Gelbe Schule bei hochkarätigem Kongress "Leadership in der Lehrerbildung" in Berlin

Alle Fotos von Tobias Rücker/sdw

 

Die Stiftung der deutschen Wirtschaft und die Robert Bosch Stiftung haben die enorme Wichtigkeit einer pädagogischen Haltung und deren Lehrbarkeit erkannt.

Aus diesem Grund haben sie das 9. Forum „Leadership in der Lehrerbildung“ in die Repräsentanz der Robert Bosch Stiftung in Berlin unter das Motto „Auf die Haltung kommt es an“ gestellt.

Als Leuchtturmprojekt aus der Praxis haben die beiden Stiftungen dazu „Gelbe Schule“ zu einem Workshop  nach Berlin geladen.

In ihrem interessanten Einführungsvortrag erläuterte Prof. Dr. Claudia Solzbacher nicht nur die Wichtigkeit von Haltungen, sondern bezog sich maßgeblich auf die PSI Theorie von Julius Kuhl. Diese liefere die zur Pädagogik wichtigen psychologischen Grundlagen und unterstreiche die Lehrbarkeit. Spätestens seit der Hattie Studie weiß man, so Frau Prof.

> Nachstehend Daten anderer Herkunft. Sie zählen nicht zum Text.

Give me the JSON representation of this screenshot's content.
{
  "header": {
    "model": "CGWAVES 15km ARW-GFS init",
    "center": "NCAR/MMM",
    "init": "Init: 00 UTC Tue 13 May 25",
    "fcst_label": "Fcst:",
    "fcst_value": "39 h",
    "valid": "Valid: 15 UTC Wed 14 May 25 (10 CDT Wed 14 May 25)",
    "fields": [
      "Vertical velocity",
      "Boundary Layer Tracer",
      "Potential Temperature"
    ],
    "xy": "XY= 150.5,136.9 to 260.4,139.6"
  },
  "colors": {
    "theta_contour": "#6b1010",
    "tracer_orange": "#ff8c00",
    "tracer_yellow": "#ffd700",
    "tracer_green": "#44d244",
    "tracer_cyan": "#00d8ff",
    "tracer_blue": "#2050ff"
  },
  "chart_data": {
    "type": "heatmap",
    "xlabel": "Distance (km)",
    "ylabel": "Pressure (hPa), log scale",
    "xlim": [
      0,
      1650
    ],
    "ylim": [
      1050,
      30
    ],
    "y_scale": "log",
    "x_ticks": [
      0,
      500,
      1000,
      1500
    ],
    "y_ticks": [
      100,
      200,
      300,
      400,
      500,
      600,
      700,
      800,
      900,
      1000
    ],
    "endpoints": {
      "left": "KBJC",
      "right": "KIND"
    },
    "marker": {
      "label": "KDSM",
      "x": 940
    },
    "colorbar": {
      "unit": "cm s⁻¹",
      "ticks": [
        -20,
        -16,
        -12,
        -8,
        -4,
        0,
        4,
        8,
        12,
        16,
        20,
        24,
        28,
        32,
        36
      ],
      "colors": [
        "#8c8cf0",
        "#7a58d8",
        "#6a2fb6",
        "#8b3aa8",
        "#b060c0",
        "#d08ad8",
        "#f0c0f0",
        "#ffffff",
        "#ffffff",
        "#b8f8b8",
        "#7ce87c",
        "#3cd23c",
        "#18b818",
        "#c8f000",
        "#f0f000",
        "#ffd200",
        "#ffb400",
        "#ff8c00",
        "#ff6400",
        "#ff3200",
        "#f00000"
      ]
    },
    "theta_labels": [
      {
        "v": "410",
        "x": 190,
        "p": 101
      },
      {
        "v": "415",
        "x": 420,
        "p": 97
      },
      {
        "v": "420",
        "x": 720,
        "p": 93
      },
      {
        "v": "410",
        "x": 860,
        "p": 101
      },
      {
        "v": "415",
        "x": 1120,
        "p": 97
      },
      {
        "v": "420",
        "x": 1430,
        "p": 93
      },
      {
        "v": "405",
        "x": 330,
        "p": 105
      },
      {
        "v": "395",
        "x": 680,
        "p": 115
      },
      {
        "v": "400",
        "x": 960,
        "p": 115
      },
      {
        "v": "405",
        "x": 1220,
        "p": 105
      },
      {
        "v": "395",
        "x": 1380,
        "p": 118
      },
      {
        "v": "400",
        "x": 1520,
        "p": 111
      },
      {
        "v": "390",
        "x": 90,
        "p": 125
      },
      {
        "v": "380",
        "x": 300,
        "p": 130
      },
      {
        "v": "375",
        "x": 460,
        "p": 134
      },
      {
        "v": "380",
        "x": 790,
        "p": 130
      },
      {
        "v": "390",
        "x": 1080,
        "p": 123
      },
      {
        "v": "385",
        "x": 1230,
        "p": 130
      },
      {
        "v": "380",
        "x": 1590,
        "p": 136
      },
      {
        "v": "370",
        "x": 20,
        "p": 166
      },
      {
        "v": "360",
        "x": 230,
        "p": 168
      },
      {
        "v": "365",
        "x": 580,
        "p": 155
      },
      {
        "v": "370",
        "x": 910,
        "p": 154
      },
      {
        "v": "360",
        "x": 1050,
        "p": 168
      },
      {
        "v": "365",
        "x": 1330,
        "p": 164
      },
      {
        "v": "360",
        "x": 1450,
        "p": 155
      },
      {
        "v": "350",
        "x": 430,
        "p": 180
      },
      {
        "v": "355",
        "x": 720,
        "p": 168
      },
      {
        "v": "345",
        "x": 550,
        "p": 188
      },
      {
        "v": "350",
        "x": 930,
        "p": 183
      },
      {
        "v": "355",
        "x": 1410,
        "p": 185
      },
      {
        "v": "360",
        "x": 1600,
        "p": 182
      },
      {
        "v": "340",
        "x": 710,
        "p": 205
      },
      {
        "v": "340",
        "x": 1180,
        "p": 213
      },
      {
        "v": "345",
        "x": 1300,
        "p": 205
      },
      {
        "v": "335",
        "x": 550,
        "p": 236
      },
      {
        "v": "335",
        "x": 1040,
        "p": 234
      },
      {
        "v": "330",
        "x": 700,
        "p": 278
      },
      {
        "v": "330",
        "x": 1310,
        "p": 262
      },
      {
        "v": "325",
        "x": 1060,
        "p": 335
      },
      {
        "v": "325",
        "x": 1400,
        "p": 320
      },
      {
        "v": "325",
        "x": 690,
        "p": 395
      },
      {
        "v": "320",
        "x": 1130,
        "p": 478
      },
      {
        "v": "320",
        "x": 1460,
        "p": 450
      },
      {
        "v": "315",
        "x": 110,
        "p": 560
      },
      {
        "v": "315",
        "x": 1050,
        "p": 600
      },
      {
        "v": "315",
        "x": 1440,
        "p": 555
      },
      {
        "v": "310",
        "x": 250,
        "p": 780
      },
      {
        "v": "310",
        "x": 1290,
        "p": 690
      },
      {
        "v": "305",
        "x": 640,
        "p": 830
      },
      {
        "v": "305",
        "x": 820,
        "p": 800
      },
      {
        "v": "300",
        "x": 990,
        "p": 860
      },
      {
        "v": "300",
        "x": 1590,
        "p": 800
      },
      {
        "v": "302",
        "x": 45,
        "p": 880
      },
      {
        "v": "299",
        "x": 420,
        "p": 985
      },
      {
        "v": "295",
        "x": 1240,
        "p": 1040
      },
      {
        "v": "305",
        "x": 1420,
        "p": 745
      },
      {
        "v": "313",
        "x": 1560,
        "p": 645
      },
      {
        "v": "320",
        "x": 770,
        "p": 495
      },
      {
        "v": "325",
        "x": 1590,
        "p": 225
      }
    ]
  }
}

Solzbacher, wie wichtig Haltungen sind und sie freut sich, dass der Grundgedanke der Tagung dies in den Mittelpunkt stellt. Führungskräfte in der freien Wirtschaft, aber besonders Schulen und Ausbildungseinrichtungen brauchen, so Solzbacher, Menschen mit starken Persönlichkeiten und wertvollen Haltungen, um den Mitarbeitern, Kollegien und vor allem den Kindern eine Atmosphäre gelingenden Lernens und Arbeitens bieten zu können.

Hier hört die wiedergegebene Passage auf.